The circulatory system of the human being is formed by a closed-circuit whose mission is to distribute the oxygen found in the blood, from the heart to the periphery, and return the low-oxygenated or venous blood from the periphery to the heart.

Later that blood will be again oxygenated in the lung and will return to the heart to restart the circuit.

This system is made up of conductive vessels (veins, arteries, and capillaries). Their marked anatomical differences give them special characteristics depending on their mission in the body.

Thus, they will have a different caliber, wall thickness, resistance and elasticity:

The arteries

An artery is a blood vessel responsible for the distribution of oxygenated blood from the heart to the capillaries of the body.

Its walls are very thick and elastic, so they quickly recover their original shape when deformed and are made up of three layers (internal, middle and external).

They are able to maintain blood pressure in their light.

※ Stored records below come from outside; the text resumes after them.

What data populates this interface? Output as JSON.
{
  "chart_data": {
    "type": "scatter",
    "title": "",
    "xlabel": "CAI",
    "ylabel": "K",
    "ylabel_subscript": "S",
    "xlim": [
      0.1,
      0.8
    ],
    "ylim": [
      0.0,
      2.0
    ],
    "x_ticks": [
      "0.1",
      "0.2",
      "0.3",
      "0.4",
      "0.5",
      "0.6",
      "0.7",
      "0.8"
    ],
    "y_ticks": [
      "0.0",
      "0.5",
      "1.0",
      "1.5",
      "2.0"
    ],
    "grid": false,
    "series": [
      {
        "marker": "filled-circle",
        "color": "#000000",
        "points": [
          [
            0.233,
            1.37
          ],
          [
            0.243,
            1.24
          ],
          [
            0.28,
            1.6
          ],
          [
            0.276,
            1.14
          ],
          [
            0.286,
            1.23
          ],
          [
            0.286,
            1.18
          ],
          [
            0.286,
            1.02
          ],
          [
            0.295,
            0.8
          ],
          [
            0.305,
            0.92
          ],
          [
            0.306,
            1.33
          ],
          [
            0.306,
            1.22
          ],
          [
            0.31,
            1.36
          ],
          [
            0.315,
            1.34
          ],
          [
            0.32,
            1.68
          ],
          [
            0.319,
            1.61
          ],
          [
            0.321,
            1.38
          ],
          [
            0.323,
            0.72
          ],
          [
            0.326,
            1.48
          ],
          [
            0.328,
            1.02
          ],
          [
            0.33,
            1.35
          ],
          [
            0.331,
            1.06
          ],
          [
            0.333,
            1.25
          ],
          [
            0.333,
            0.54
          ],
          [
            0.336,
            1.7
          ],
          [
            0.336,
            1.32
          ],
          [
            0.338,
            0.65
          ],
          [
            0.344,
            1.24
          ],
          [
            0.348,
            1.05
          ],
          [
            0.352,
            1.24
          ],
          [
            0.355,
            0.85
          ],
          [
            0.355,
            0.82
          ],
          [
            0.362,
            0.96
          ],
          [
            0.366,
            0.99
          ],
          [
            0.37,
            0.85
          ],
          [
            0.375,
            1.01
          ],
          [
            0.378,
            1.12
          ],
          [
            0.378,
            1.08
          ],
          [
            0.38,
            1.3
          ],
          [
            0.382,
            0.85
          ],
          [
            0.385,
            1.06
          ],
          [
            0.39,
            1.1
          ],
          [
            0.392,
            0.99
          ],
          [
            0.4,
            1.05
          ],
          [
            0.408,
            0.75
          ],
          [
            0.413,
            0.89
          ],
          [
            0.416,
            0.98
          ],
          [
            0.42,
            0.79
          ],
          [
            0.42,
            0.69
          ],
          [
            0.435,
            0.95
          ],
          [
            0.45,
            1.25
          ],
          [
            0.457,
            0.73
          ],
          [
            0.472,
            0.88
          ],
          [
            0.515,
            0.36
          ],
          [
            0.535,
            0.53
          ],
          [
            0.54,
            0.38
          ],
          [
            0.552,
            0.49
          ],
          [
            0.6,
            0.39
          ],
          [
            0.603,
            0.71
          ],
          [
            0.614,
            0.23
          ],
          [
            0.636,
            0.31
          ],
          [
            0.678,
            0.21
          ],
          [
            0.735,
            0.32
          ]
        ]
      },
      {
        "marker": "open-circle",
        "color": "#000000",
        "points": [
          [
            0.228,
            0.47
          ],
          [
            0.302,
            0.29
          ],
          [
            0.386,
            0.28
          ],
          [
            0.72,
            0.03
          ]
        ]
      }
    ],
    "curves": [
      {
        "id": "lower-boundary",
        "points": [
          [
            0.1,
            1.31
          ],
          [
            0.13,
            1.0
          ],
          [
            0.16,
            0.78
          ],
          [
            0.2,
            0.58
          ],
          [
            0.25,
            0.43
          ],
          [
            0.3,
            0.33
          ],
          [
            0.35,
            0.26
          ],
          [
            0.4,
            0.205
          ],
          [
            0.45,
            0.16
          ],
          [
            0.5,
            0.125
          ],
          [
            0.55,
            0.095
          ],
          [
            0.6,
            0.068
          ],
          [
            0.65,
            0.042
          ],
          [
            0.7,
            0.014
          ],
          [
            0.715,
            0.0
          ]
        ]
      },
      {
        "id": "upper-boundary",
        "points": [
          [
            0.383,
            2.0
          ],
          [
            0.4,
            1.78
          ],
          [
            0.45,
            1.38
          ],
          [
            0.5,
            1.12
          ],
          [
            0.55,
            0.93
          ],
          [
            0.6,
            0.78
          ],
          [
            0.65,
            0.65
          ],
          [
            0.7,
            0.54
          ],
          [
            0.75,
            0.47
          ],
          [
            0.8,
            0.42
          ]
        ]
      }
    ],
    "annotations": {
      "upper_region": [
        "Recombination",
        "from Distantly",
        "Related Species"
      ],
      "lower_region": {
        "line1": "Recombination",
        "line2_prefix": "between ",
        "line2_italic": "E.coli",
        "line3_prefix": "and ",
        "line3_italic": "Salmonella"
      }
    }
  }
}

As the blood leaves the heart through the aorta artery, it branches out into smaller and smaller arteries throughout the body to distribute oxygen to all anatomical areas.

The further the arteries are from the heart, the their wall loses thickness due to a decrease in the number of elastic fibers.
Capillaries

L as arteries branching smaller are tiny caliber and receive the specific name of capillaries. Capillaries are the finest vessels through whose wall the exchange of substances in the tissues takes place.

The capillary wall is very thin and is made up of a single layer of cells called endothelial, whose thin thickness allows the cells to receive oxygen and expel carbon monoxide.

The veins

A vein is a blood vessel whose function is to return low-oxygenated blood from the blood capillaries to the heart to be oxygenated again in the lung.

To facilitate venous return against the force of gravity, the interior of the veins is equipped with a valve mechanism that pushes the flow upwards and hinders the opposite direction.

Specifically, in the lower extremities there are 2 venous systems differentiated: the superficial and the deep, joined by the perforating or communicating veins.

  • The veins of the superficial system have thinner and more compliant walls.
  • The veins of the deep system house 90% of the venous blood of the lower limbs and have thicker walls and less capacity for distension.

Thanks to the valve system, blood flow goes in an upward and centripetal direction (from the superficial to the deep venous system).

This valvular work is favored by the work of the muscle cells of the vein wall, whose contraction mobilizes the blood against gravity, acting as a pump when squeezing the veins.

When the valves do not perform their function correctly, it causes an increase in pressure in the venous stream of the lower limbs that favors the passage of blood from the deep to the superficial system (in the opposite direction to the usual) and this leads to excessive dilation of the venous wall and the formation of varicose veins.

To study the circulatory tree, one of the tests most frequently requested by the vascular surgeon is the so-called echo-Doppler, which is highly effective in locating venous insufficiency.

What you should know…

  • An artery is a blood vessel responsible for the distribution of oxygenated blood from the heart to the capillaries of the body.
  • A vein is a blood vessel whose function is to return low-oxygenated blood from the blood capillaries to the heart to be oxygenated again in the lung.
  • Capillaries are the finest vessels; the smallest branches of the arteries.